A post-catalyst sensor 42 that detects the air-fuel ratio of the exhaust gas flowing out from the catalyst 32 is installed on the downstream side of the catalyst 32. As the post-catalyst sensor 42, a so-called O ₂ sensor having a characteristic that the output changes suddenly at the theoretical air-fuel ratio can be used.

  The system of the present embodiment further detects an engine speed sensor 44 that detects the speed of the internal combustion engine 10, an air flow meter 46 that detects the intake air amount of the internal combustion engine 10, and an accelerator pedal position of the driver's seat of the vehicle. An accelerator position sensor 48 and an ECU (Electronic Control Unit) 50 are provided. The ECU 50 includes a CPU, a ROM, a RAM, an input / output port, a storage device, and the like (all not shown). The ECU 50 is electrically connected to the various sensors and actuators described above. The ECU 50 controls the opening degree of the throttle valve 22, the fuel injection amount from the fuel injector 16, the opening degree of the waste gate valve 38 and the like based on the detection values of various sensors.

  Of the control executed by the ECU 50, air-fuel ratio feedback control will be described. When the air-fuel ratio of the exhaust gas flowing into the catalyst 32 is in the vicinity of the stoichiometric air-fuel ratio, the catalyst 32 can efficiently simultaneously purify the three components of NOx, HC, and CO. Therefore, during normal operation of the internal combustion engine 10, the ECU 50 performs air-fuel ratio feedback control so that the air-fuel ratio of the exhaust gas flowing into the catalyst 32 becomes the stoichiometric air-fuel ratio. According to the air-fuel ratio feedback control, the air-fuel ratio of the exhaust gas flowing into the catalyst 32 is corrected by correcting the fuel injection amount from the fuel injector 16 based on the air-fuel ratio detected by the pre-catalyst sensor 40 and the post-catalyst sensor 42. Can be accurately maintained in the vicinity of the theoretical air-fuel ratio.

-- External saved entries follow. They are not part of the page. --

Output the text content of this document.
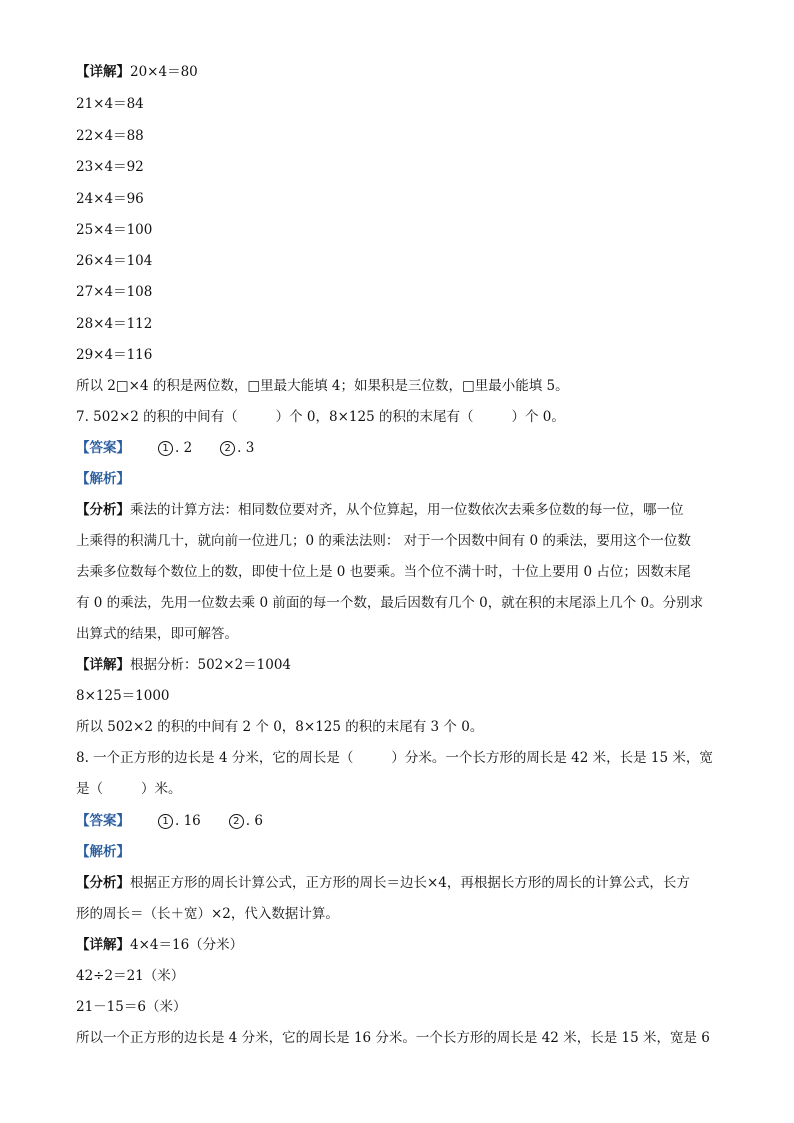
【详解】20×4＝80
21×4＝84
22×4＝88
23×4＝92
24×4＝96
25×4＝100
26×4＝104
27×4＝108
28×4＝112
29×4＝116
所以 2□×4 的积是两位数，□里最大能填 4；如果积是三位数，□里最小能填 5。
7. 502×2 的积的中间有（	）个 0，8×125 的积的末尾有（	）个 0。
【答案】	1 . 2	2 . 3
【解析】
【分析】乘法的计算方法：相同数位要对齐，从个位算起，用一位数依次去乘多位数的每一位，哪一位
上乘得的积满几十，就向前一位进几；0 的乘法法则： 对于一个因数中间有 0 的乘法，要用这个一位数
去乘多位数每个数位上的数，即使十位上是 0 也要乘。当个位不满十时，十位上要用 0 占位；因数末尾
有 0 的乘法，先用一位数去乘 0 前面的每一个数，最后因数有几个 0，就在积的末尾添上几个 0。分别求
出算式的结果，即可解答。
【详解】根据分析：502×2＝1004
8×125＝1000
所以 502×2 的积的中间有 2 个 0，8×125 的积的末尾有 3 个 0。
8. 一个正方形的边长是 4 分米，它的周长是（	）分米。一个长方形的周长是 42 米，长是 15 米，宽
是（	）米。
【答案】	1 . 16	2 . 6
【解析】
【分析】根据正方形的周长计算公式，正方形的周长＝边长×4，再根据长方形的周长的计算公式，长方
形的周长＝（长＋宽）×2，代入数据计算。
【详解】4×4＝16（分米）
42÷2＝21（米）
21－15＝6（米）
所以一个正方形的边长是 4 分米，它的周长是 16 分米。一个长方形的周长是 42 米，长是 15 米，宽是 6
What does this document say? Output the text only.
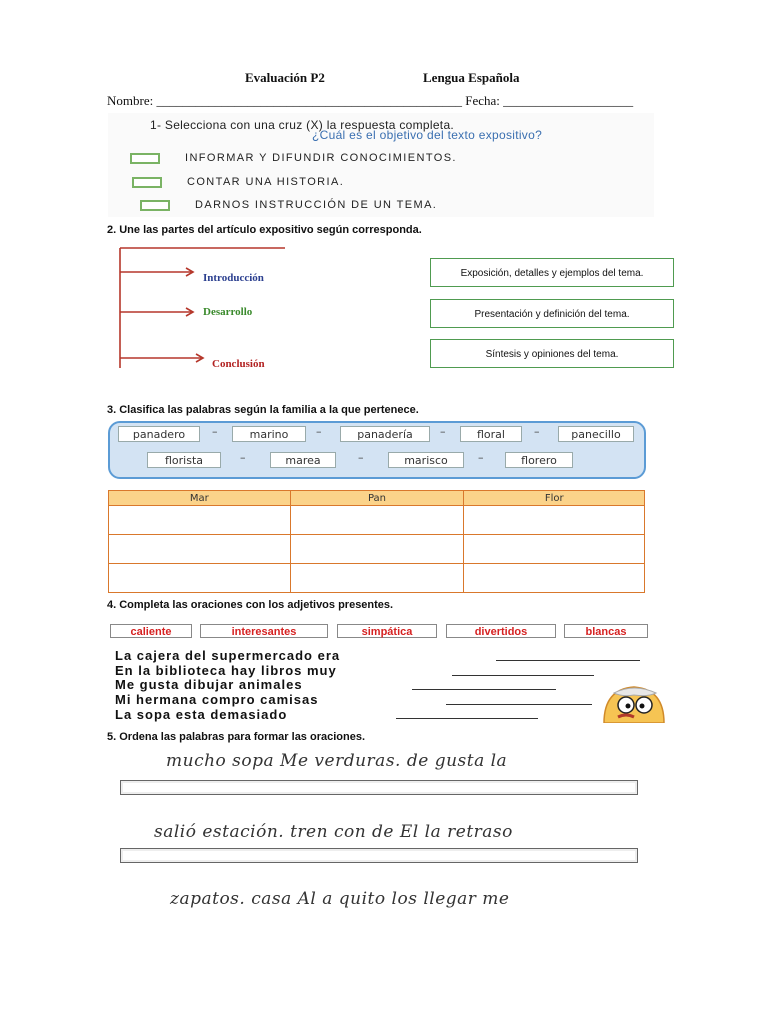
Evaluación P2	Lengua Española
Nombre: _______________________________________________ Fecha: ____________________
1- Selecciona con una cruz (X) la respuesta completa.
¿Cuál es el objetivo del texto expositivo?
INFORMAR Y DIFUNDIR CONOCIMIENTOS.
CONTAR UNA HISTORIA.
DARNOS INSTRUCCIÓN DE UN TEMA.
2. Une las partes del artículo expositivo según corresponda.
Introducción
Desarrollo
Conclusión
Exposición, detalles y ejemplos del tema.
Presentación y definición del tema.
Síntesis y opiniones del tema.
3. Clasifica las palabras según la familia a la que pertenece.
panadero	–	marino	–	panadería	–	floral	–	panecillo
florista	–	marea	–	marisco	–	florero
Mar	Pan	Flor

4. Completa las oraciones con los adjetivos presentes.
caliente	interesantes	simpática	divertidos	blancas
La cajera del supermercado era
En la biblioteca hay libros muy
Me gusta dibujar animales
Mi hermana compro camisas
La sopa esta demasiado
5. Ordena las palabras para formar las oraciones.
mucho sopa Me verduras. de gusta la
salió estación. tren con de El la retraso
zapatos. casa Al a quito los llegar me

  Next, control of the waste gate valve 38 will be described. In the present embodiment, the opening degree of the waste gate valve 38 is controlled by the ECU 50 according to the operating conditions of the internal combustion engine 10. That is, the ECU 50 defines the relationship between the operating conditions (for example, the engine speed and the engine load) of the internal combustion engine 10 and the target opening of the waste gate valve 38 (hereinafter simply referred to as “target opening”). A waste gate valve opening degree map is stored in advance. Then, the ECU 50 controls the waste gate valve 38 such that the actual opening of the waste gate valve 38 matches the target opening calculated based on the waste gate valve opening map.

  As shown in FIG. 1, the turbine 241 is disposed on the side of the main body of the internal combustion engine 10 and at a position close to the # 2 cylinder and the # 3 cylinder. The # 2 cylinder and the # 3 cylinder are adjacent to each other and close to the turbine 241. For this reason, the length of the second exhaust manifold 28 is relatively short. Therefore, the second exhaust manifold 28 has a relatively small surface area and a relatively small amount of heat dissipation.

  On the other hand, the # 1 cylinder and the # 4 cylinder are apart from each other and are also far from the turbine 241. For this reason, the length of the first exhaust manifold 26 is longer than that of the second exhaust manifold 28. Therefore, the first exhaust manifold 26 has a larger surface area and a larger amount of heat radiation than the second exhaust manifold 28.

  Due to the difference in the heat dissipation amount as described above, the temperature of the exhaust gas flowing into the turbine 241 from the # 2 cylinder and the # 3 cylinder is higher than the temperature of the exhaust gas flowing into the turbine 241 from the # 1 cylinder and the # 4 cylinder. Also gets higher. For this reason, in the housing of the turbine 241 (hereinafter referred to as “turbine housing”), the temperature of the wall of the portion where the exhaust gas flowing in from the # 2 cylinder and the # 3 cylinder (second exhaust manifold 28) hits easily increases.

  Further, the second exhaust manifold 28 has a shorter radius of curvature than the first exhaust manifold 26 because of its shorter length. For this reason, in the 1st exhaust manifold 26, since the curve of exhaust gas flow becomes large, the flow of exhaust gas tends to be biased to the wall on one side. For this reason, the exhaust gas from the # 2 cylinder and the # 3 cylinder (second exhaust manifold 28) tends to drift even after flowing into the turbine housing. As a result, the wall of the portion that is exposed to the exhaust gas is heated particularly concentratedly.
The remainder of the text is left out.